Background
In 2003, reports emerged that, as part of the plans for the renewal of its royal charter, the BBC was considering moving whole channels or strands of production from London to Manchester and closing Pebble Mill in Birmingham.[8] Early discussions involved a plan whereby the BBC would move to a new media village proposed by Granada Television at its Bonded Warehouse site at Granada Studios in the city.[9][10]
Proposals to relocate 1,800 jobs to Manchester were unveiled by Director-General of the BBC, Mark Thompson, in December 2004. The BBC's justification for the move was that its spending per head was low in northern England, where it had low approval ratings, and its facilities at New Broadcasting House in Manchester needed replacing.[11][12] An initial list of 18 sites was narrowed to a short-list of four during 2005, two in Manchester – one at Quay Street, close to Granada Studios, and one on Whitworth Street and two in Salford – one close to the Manchester Arena and one at Pier 9 on Salford Quays.[13] The site at Salford Quays was chosen in June 2006, and the move north was conditional on a satisfactory licence fee settlement from the government.[14]
The chosen site was the last undeveloped site at Manchester Docks, an area that had been subject to considerable investment and was emerging as a tourist destination, residential and commercial centre. The vision of the developers Peel Group, Salford City Council, the Central Salford Urban Regeneration Company and the Northwest Regional Development Agency was to create a significant new media city capable of competing on a global scale with developments in Copenhagen and Singapore.[5]
Salford City Council granted planning consent for an outline application for a multi-use development on the site involving residential, retail and studio and office space in October 2006[15] and consent for a detailed planning application followed in May 2007.[16] In the same month, the BBC Trust approved moving five London-based departments to the development.[17] The departments to be moved were Sport, Children's, Learning, Future Media and Technology and Radio Five Live.[18]
Construction started in 2007, with the initial site owner, Peel Group, as developer and Bovis Lend Lease as contractor.[19] The media facilities opened in stages from 2007; the first of them, the Pie Factory, was in a refurbished bakery. It featured three large sound stages suitable for drama productions and commercials.[20][21]

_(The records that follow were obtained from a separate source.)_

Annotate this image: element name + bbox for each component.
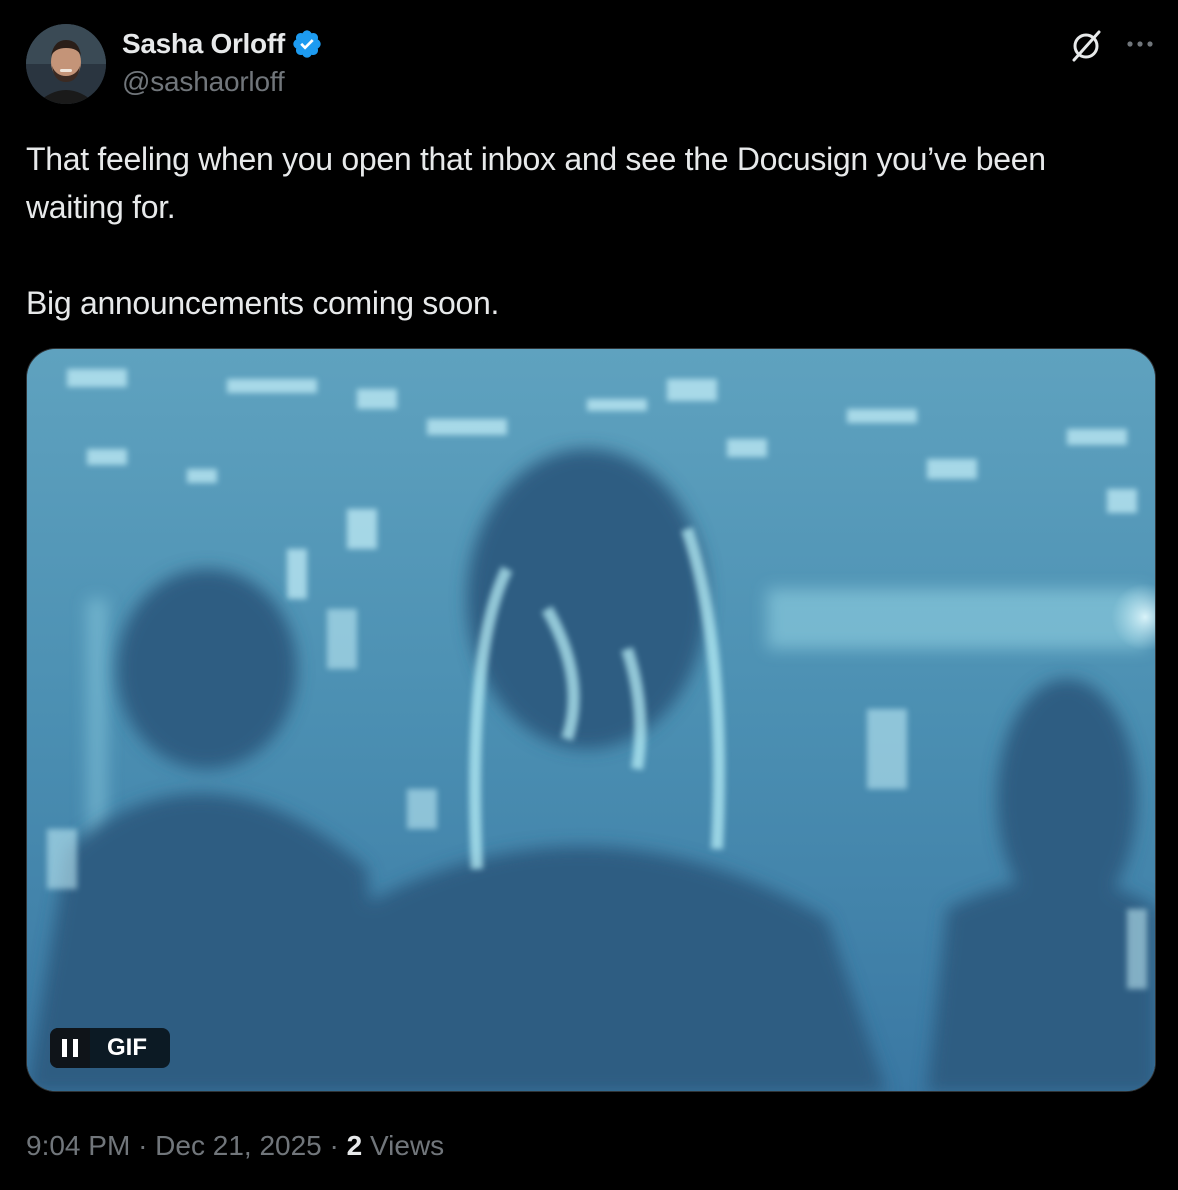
gif-media[interactable] — [26, 348, 1156, 1092]
gif-control[interactable]: GIF — [50, 1028, 170, 1068]
tweet-time[interactable]: 9:04 PM — [26, 1130, 130, 1161]
author-display-name[interactable]: Sasha Orloff — [122, 28, 285, 60]
meta-separator: · — [138, 1130, 148, 1161]
tweet: Sasha Orloff @sashaorloff That feeling w… — [0, 0, 1178, 1190]
author-handle[interactable]: @sashaorloff — [122, 66, 285, 98]
verified-badge-icon[interactable] — [291, 28, 323, 60]
meta-separator: · — [329, 1130, 339, 1161]
views-label: Views — [370, 1130, 445, 1161]
pause-icon[interactable] — [50, 1028, 90, 1068]
views-count: 2 — [346, 1130, 363, 1161]
author-name-row: Sasha Orloff — [122, 27, 323, 61]
tweet-text: That feeling when you open that inbox an… — [26, 135, 1146, 327]
tweet-text-line: That feeling when you open that inbox an… — [26, 141, 1046, 225]
tweet-text-line: Big announcements coming soon. — [26, 285, 500, 321]
avatar[interactable] — [26, 24, 106, 104]
gif-badge-label: GIF — [107, 1034, 147, 1061]
grok-icon[interactable] — [1066, 26, 1106, 66]
tweet-date[interactable]: Dec 21, 2025 — [155, 1130, 322, 1161]
more-icon[interactable] — [1118, 24, 1162, 64]
tweet-meta: 9:04 PM · Dec 21, 2025 · 2 Views — [26, 1130, 444, 1162]
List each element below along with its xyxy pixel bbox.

In January 2011, Peel Media received planning permission to convert on-site offices used by Bovis Lend Lease during the construction of the first phase into the Greenhouse.[22] In November 2024, Lansec acquired the ownership of MediaCityUK from Peel Group.[23]
The first trial show took place in November 2010 in Dock10 Studio HQ2.[24] The half-hour test show featured a power failure and a fire drill, which involved a full evacuation of the audience and crew.[24] The first programme filmed at Dock10 in MediaCityUK was Don't Scare the Hare in February 2011, and the first to transfer was A Question of Sport, the same month.[25] BBC employees started transferring to the development in May 2011, a process that took 36 weeks. Director-General of the BBC Mark Thompson confirmed that up to a further 1,000 jobs could be created or transferred to the site.[26][27]
In January 2012, the BBC was accused of not supporting the community by the area's local MP, Hazel Blears, after it was reported that only 26 of 680 jobs created at the development had gone to residents of Salford.[28]